Realms

A realm is a Policy Server object that identifies a group of resources. Realms typically define a directory or folder and possibly its subdirectories.

Rules

A rule is a Policy Server object that identifies a resource and the actions that will be allowed or denied for the resource. Rules can also include actions associated with specific events, such as what to do if a user fails to authenticate correctly when asked for their credentials.

Rule Groups

A rule group is a Policy Server object that contains multiple rules.
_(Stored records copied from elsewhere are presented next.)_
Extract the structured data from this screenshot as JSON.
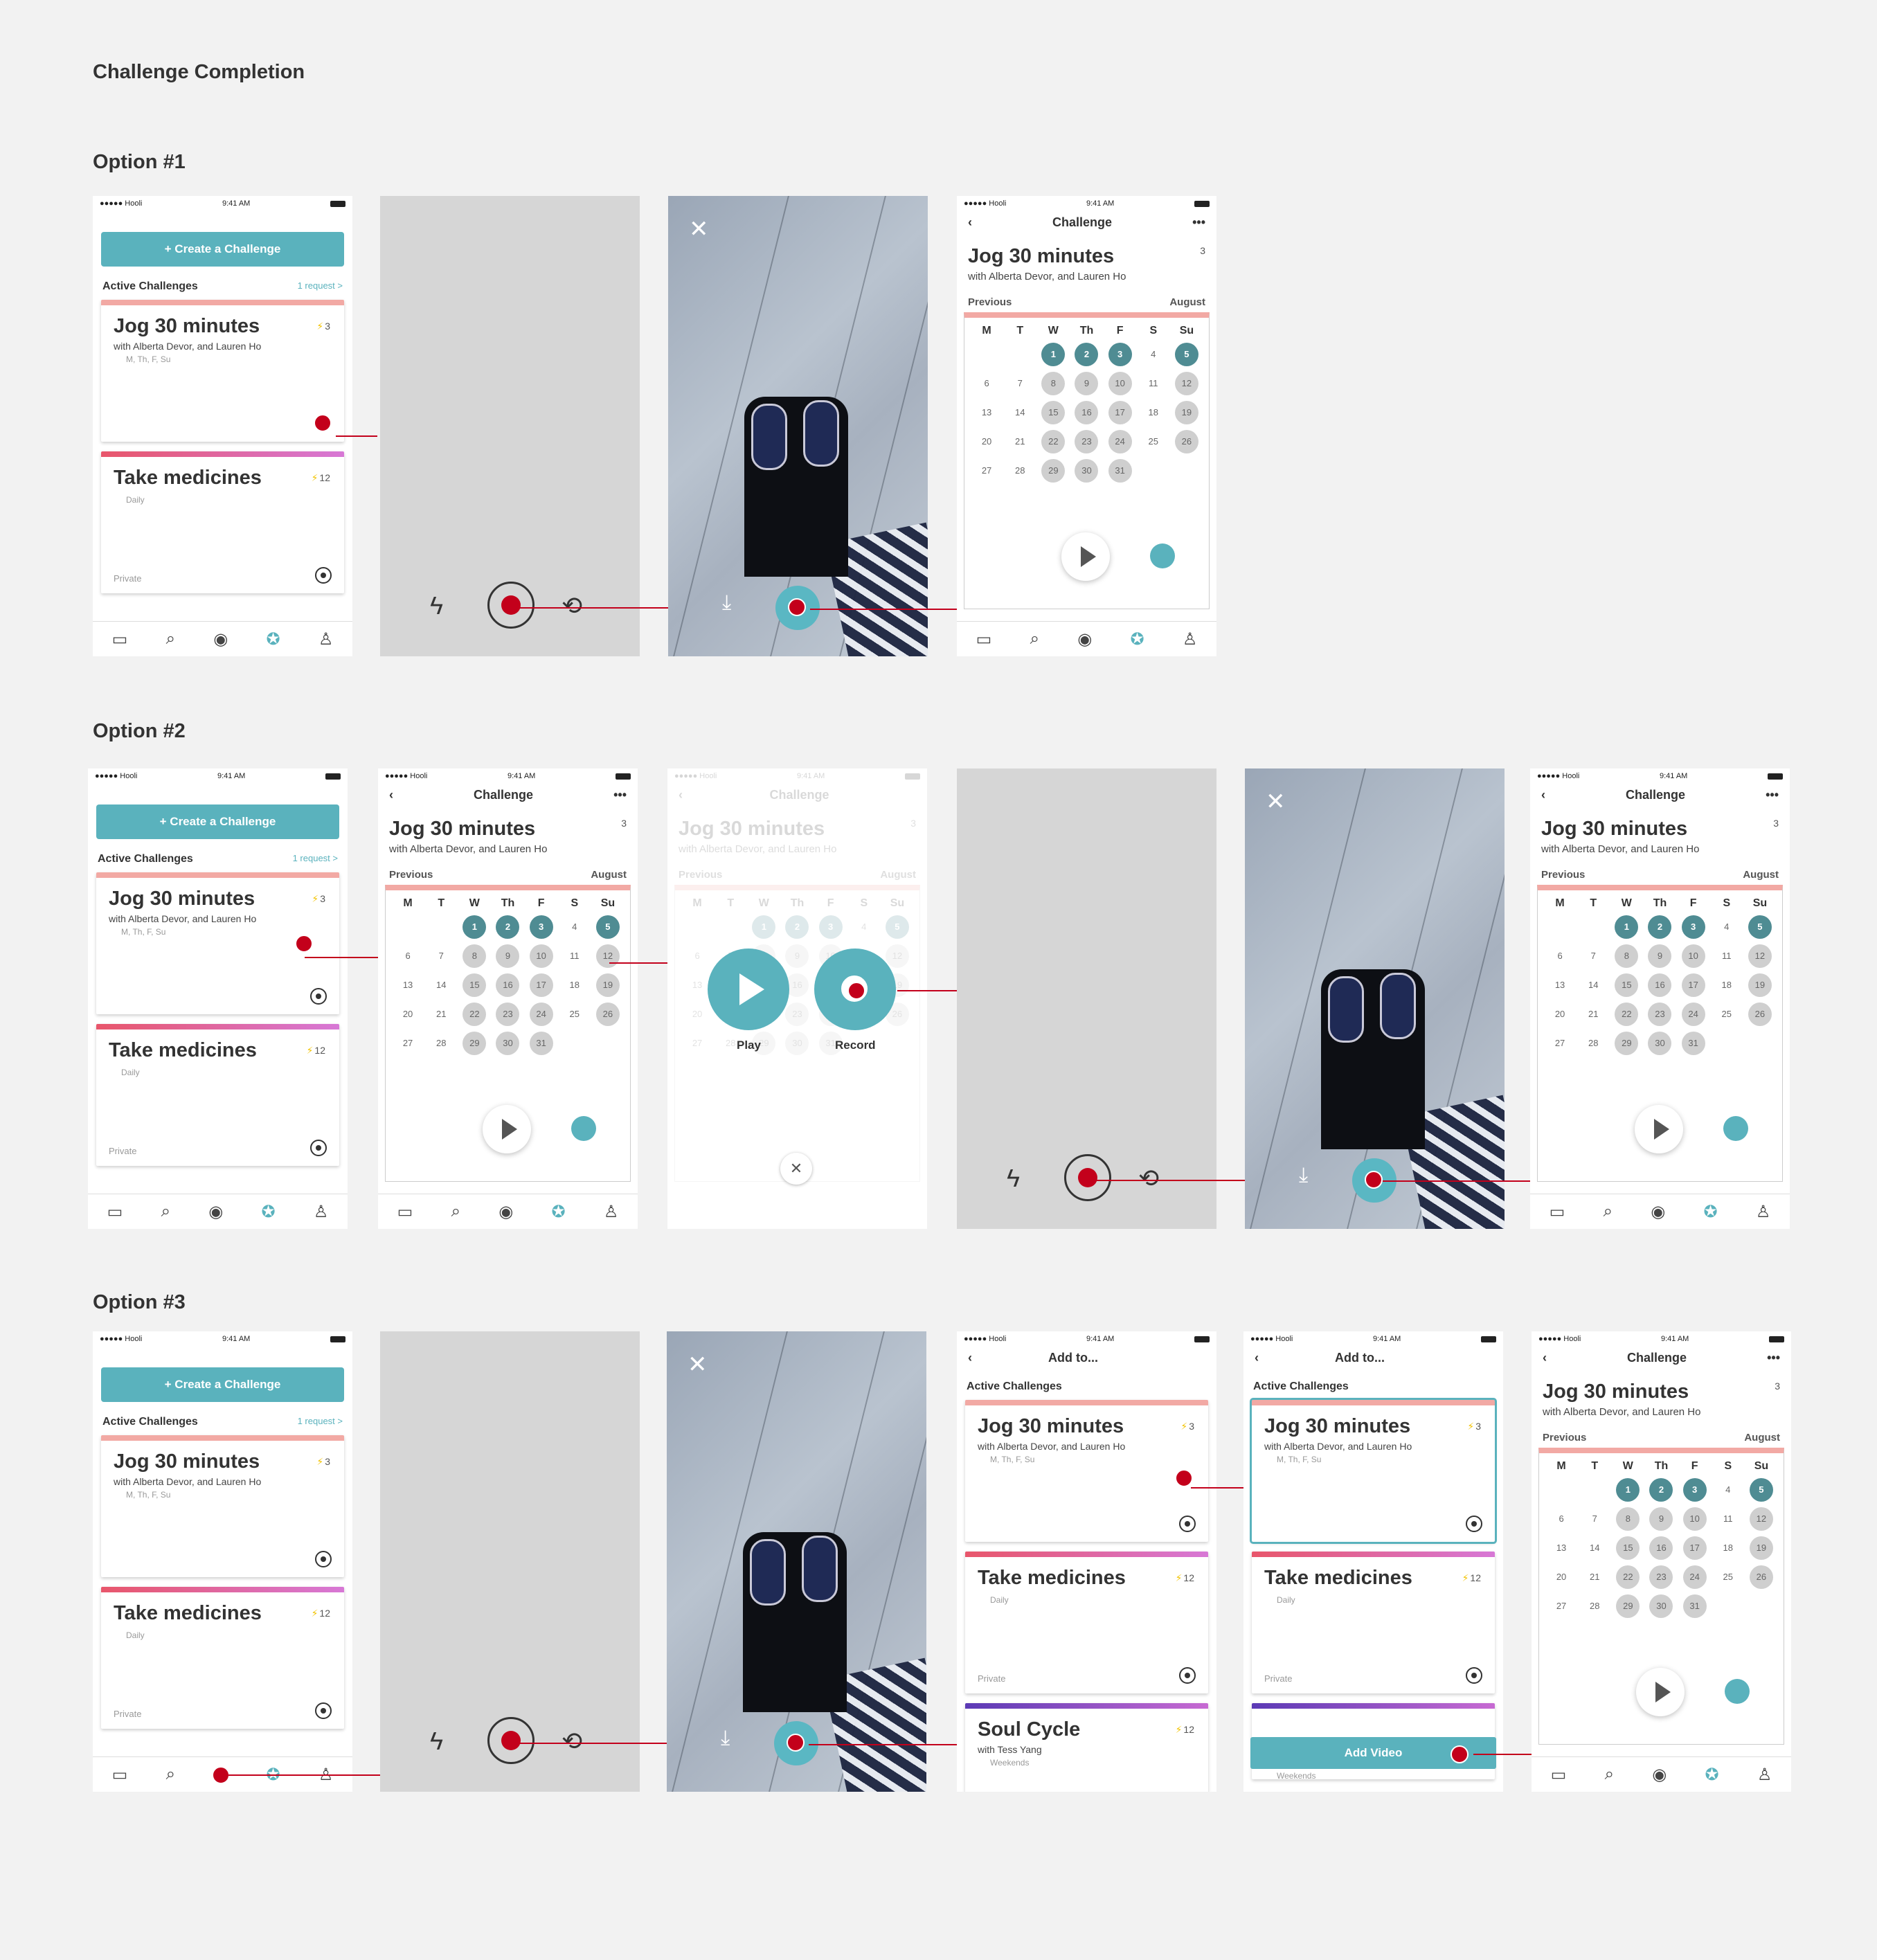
{
  "page": {
    "title": "Challenge Completion"
  },
  "options": [
    "Option #1",
    "Option #2",
    "Option #3"
  ],
  "status": {
    "carrier": "●●●●● Hooli ",
    "time": "9:41 AM"
  },
  "home": {
    "create": "+ Create a Challenge",
    "section": "Active Challenges",
    "requests": "1 request >"
  },
  "jog": {
    "title": "Jog 30 minutes",
    "with": "with Alberta Devor, and Lauren Ho",
    "days": "M, Th, F, Su",
    "points": "3"
  },
  "meds": {
    "title": "Take medicines",
    "schedule": "Daily",
    "points": "12",
    "privacy": "Private"
  },
  "soul": {
    "title": "Soul Cycle",
    "with": "with Tess Yang",
    "schedule": "Weekends",
    "points": "12"
  },
  "challenge": {
    "nav_title": "Challenge",
    "previous": "Previous",
    "month": "August"
  },
  "calendar": {
    "headers": [
      "M",
      "T",
      "W",
      "Th",
      "F",
      "S",
      "Su"
    ],
    "days": [
      "",
      "",
      "1",
      "2",
      "3",
      "4",
      "5",
      "6",
      "7",
      "8",
      "9",
      "10",
      "11",
      "12",
      "13",
      "14",
      "15",
      "16",
      "17",
      "18",
      "19",
      "20",
      "21",
      "22",
      "23",
      "24",
      "25",
      "26",
      "27",
      "28",
      "29",
      "30",
      "31",
      "",
      "",
      ""
    ],
    "completed": [
      "1",
      "2",
      "3",
      "5"
    ]
  },
  "popup": {
    "play": "Play",
    "record": "Record"
  },
  "addto": {
    "nav_title": "Add to...",
    "section": "Active Challenges",
    "button": "Add Video"
  },
  "icons": {
    "tabs": [
      "calendar-icon",
      "search-icon",
      "record-icon",
      "discover-icon",
      "profile-icon"
    ],
    "camera": [
      "flash-icon",
      "record-button",
      "flip-camera-icon"
    ]
  },
  "colors": {
    "accent": "#5ab2bd",
    "hotspot": "#c3001b",
    "completed_day": "#4f8c93"
  }
}
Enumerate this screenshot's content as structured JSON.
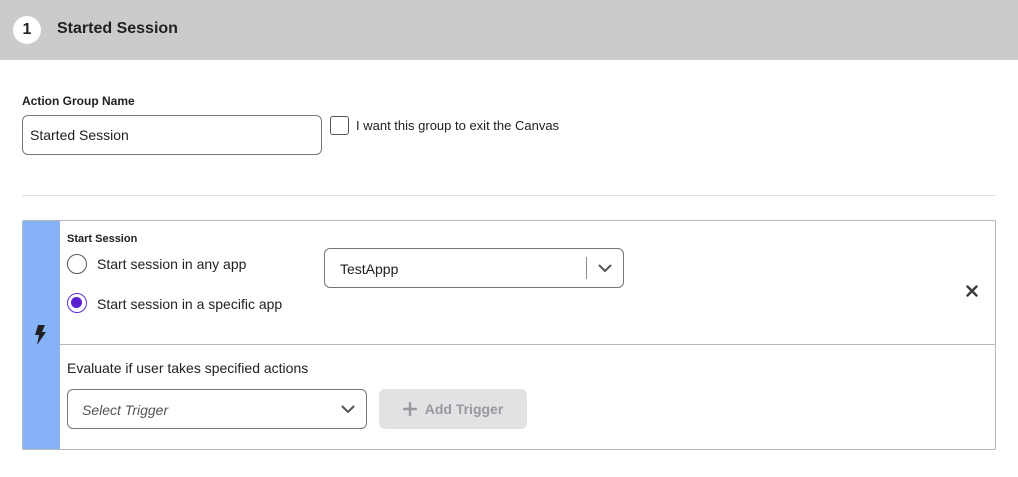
{
  "header": {
    "step_number": "1",
    "title": "Started Session"
  },
  "action_group": {
    "label": "Action Group Name",
    "name_value": "Started Session",
    "exit_checkbox_label": "I want this group to exit the Canvas",
    "exit_checked": false
  },
  "start_session": {
    "title": "Start Session",
    "options": [
      {
        "label": "Start session in any app",
        "selected": false
      },
      {
        "label": "Start session in a specific app",
        "selected": true
      }
    ],
    "app_select_value": "TestAppp"
  },
  "triggers": {
    "eval_label": "Evaluate if user takes specified actions",
    "select_placeholder": "Select Trigger",
    "add_button_label": "Add Trigger"
  },
  "icons": {
    "card_icon": "bolt-icon",
    "remove": "close-icon",
    "add": "plus-icon",
    "dropdown": "chevron-down-icon"
  },
  "colors": {
    "header_bg": "#cbcbcd",
    "stripe": "#86b3f7",
    "radio_selected": "#5a1fd1",
    "disabled_button_bg": "#e2e2e4"
  }
}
Rule groups are used to tie together different rules that will be used in a single policy.

Responses

A response is a Policy Server object that determines a reaction to a rule. Responses are included in policies, and take place when a rule is triggered.

Response Groups

A response group is a Policy Server object that contains a logical grouping of responses. Response groups are most often used when many responses will be included in a policy.

Policies

A policy is a Policy Server object that binds users, rules, responses, and optionally, time restrictions and IP address restrictions together. Policies establish entitlements for a SiteMinder protected entity. When a user attempts to access a resource, the policy is what SiteMinder ultimately uses to resolve the request.

Variables

A variable is an object that can be resolved to a value which you can incorporate into the authorization phase of a request. The value of a variable object is the result of dynamic data and is evaluated at runtime.

Affiliates

An affiliate object binds users, and optionally, time restrictions and IP address restrictions together. It also contains configuration data and a list of user entitlement attributes to be passed to an affiliate after a user is authenticated. For more information, the Federation Security Services Guide.

This system object is only available if the SiteMinder Option Pack v6.0 SP 3/4 for the Policy Server is installed on the Policy Server.